@coder-seb/tokenizer

v1.0.10

Published

3 years ago

Lexical tokenizer with grammar classes ready to go.

Downloads

0High
0Medium
0Low

coder-seb

Tokenizer coder-seb

Tokenizer

This lexical tokenizer comes with ready to go grammar objects.

Grammar objects

WordAndDot - Tokens: [WORD, DOT].
Arithmetic - Tokens: [NUMBER, ADD, SUB, DIV, MUL, EQUAL, OPENING, CLOSING].
MaximalMunch - Tokens: [INTEGER, FLOAT].
Exclamation - Tokens: [EXCLAMATION].

Instructions

Installing

npm install @coder-seb/tokenizer

Creating a new Tokenizer object

import { Tokenizer, WordAndDot } from '@coder-seb/tokenizer'

const textGrammar = new WordAndDot()
const textTokenizer = new Tokenizer(textGrammar, 'This is a string.')

Get all tokens

const textGrammar = new WordAndDot()
const textTokenizer = new Tokenizer(textGrammar, 'This is a string.')

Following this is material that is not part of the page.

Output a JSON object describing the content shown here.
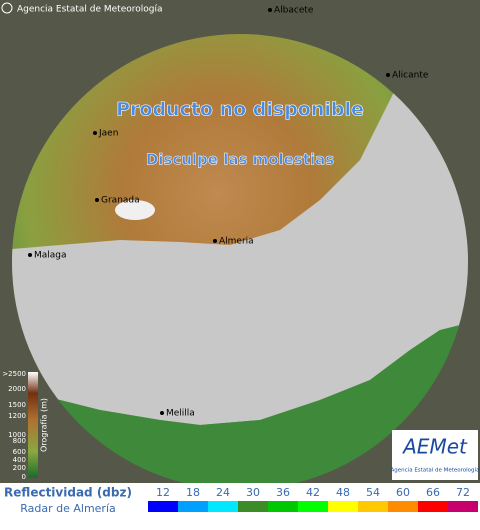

while (textTokenizer.hasNextToken()) {
  textTokenizer.setNextToken()
}

console.log(textTokenizer.getTokens())

Output:

[
  { Token: 'WORD', Regex: /^[\w|åäöÅÄÖ]+/, Value: 'This' },  
  { Token: 'WORD', Regex: /^[\w|åäöÅÄÖ]+/, Value: 'is' },    
  { Token: 'WORD', Regex: /^[\w|åäöÅÄÖ]+/, Value: 'a' },     
  { Token: 'WORD', Regex: /^[\w|åäöÅÄÖ]+/, Value: 'string' },
  { Token: 'DOT', Regex: /^\./, Value: '.' },
  { Token: 'END', Regex: 'END', Value: 'END' }
]

Get active token (sequence [])

console.log(textTokenizer.getActiveToken())

Output:

{ Token: 'WORD', Regex: /^[\w|åäöÅÄÖ]+/, Value: 'This' }

Get next token (sequence [>])

textTokenizer.setNextToken()
console.log(textTokenizer.getActiveToken())

Output:

{ Token: 'WORD', Regex: /^[\w|åäöÅÄÖ]+/, Value: 'is' }

import { Tokenizer, WordAndDot } from '@coder-seb/tokenizer'

const textGrammar = new WordAndDot()
const textTokenizer = new Tokenizer(textGrammar, 'This is a string.')

console.log(textTokenizer.getActiveToken())
textTokenizer.setNextToken(3)
console.log(textTokenizer.getActiveToken())

Output:

{ Token: 'WORD', Regex: /^[\w|åäöÅÄÖ]+/, Value: 'This' }
{ Token: 'WORD', Regex: /^[\w|åäöÅÄÖ]+/, Value: 'string' }

Get previous token (sequence [<])

import { Tokenizer, WordAndDot } from '@coder-seb/tokenizer'

const textGrammar = new WordAndDot()
const textTokenizer = new Tokenizer(textGrammar, 'This is a string.')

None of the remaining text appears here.